Home buyers will also gain as more foreign funds are invested in to the sector leading to increase in supply. This can reverse the current lull in new project launches.

Relaxed norms The new rules are investor friendly on multiple fronts. For one, the norms on the minimum development area for a project have been relaxed. For serviced plots — where roads, water, drainage and other conveniences are available — the minimum land size has been waived, from a requirement of 10 hectares earlier. For construction-development projects, the minimum floor area is reduced to 20,000 sq. meters, from 50,000 sq. meters.

These changes will help stoke foreign investor interest in smaller projects and those in tier-2 and tier-3 cities. “The revised policy will first help investment infusion into housing development projects in suburbs and periphery of metropolitan locations as well as for niche housing projects in city centre locations of Delhi, Mumbai and Bangalore,” says Sanjay Dutt, Executive Managing Director, South Asia, Cushman & Wakefield, a real estate consultant. Shares of Mumbai based realtor HDIL shot up 6 per cent.

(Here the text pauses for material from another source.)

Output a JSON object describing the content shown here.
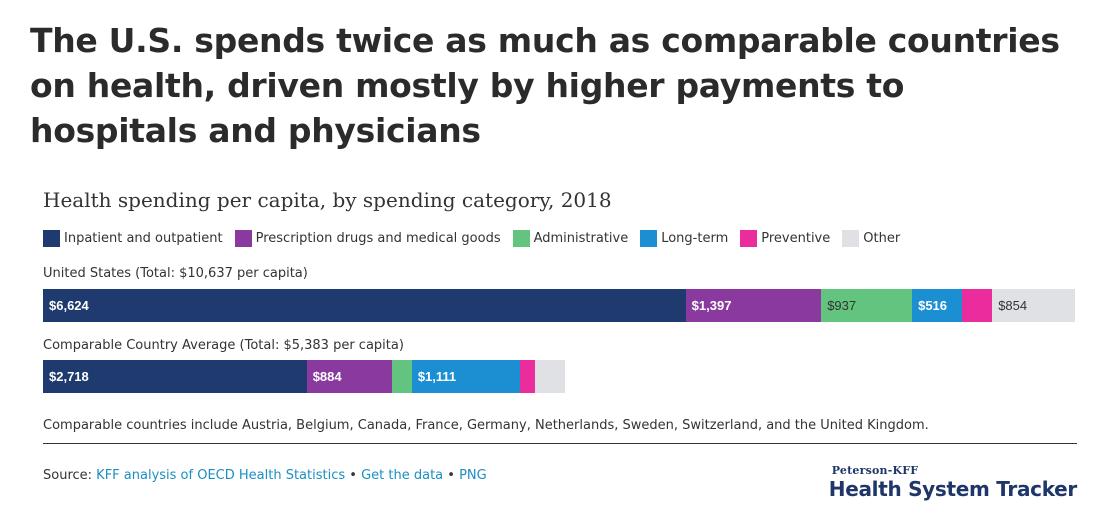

To boost funding to affordable housing projects, the conditions of minimum floor area as well as capital requirements are waived if at least 30 per cent of the total project cost is committed for low-cost affordable housing. To qualify as an affordable housing project, at least 60 per cent of the floor area must be used to build small homes (not more than 650 sq feet). The Government noted that enhancement of the affordable housing stock “is an urgent need” in order to stem the proliferation of slums in and around the cities. Shares of Mahindra Lifespace Developer, which has launched multiple affordable housing projects, were up 3 per cent.

The terms are further sweetened by a reduction in the minimum investment requirements. Investee companies are required to bring in an investment of $5 million, down from $10 million earlier. The move is aimed to bring in more investments into the sector that has seen a decline in fund flow after 2009-10. The lock-in period for investment has however not been relaxed from 3-years. Foreign investors can still exit earlier if the project is completed. The Government may also permit repatriation of FDI or transfer of stake before project completion on a case to case basis by Foreign Investment Promotion Board.

Benefit to stake-holders As a whole, these changes could bring relief to debt-laden developers who have been hit by slowing demand, approval delays and rising interest cost. That said, realty companies may still have to brace for a slow recovery.

“FDI will not begin flowing within the next 24 hours. We foresee another 8-12 months for the decision to bear fruit,” says Shishir Baijal, Chairman & Managing Director, Knight Frank India, a real estate consultancy firm. Will this bring respite to harried home buyers? Fresh funds could increase supply and lead to lower prices.

Recent survey data from Knight Frank showed that expectations on new home launches dipped in the recent September quarter compared to the June quarter. Lack of new supply has been supporting prices in many localities. In markets such as NCR and Mumbai, it may take at least 6-8 months before transactions are likely to pick up.

For affordable housing projects, which were not attracting funding from local private equity firms, these FDI funds could boost launches. But besides these measures, reducing approval delays and rationalization of land prices are also required to make housing more affordable.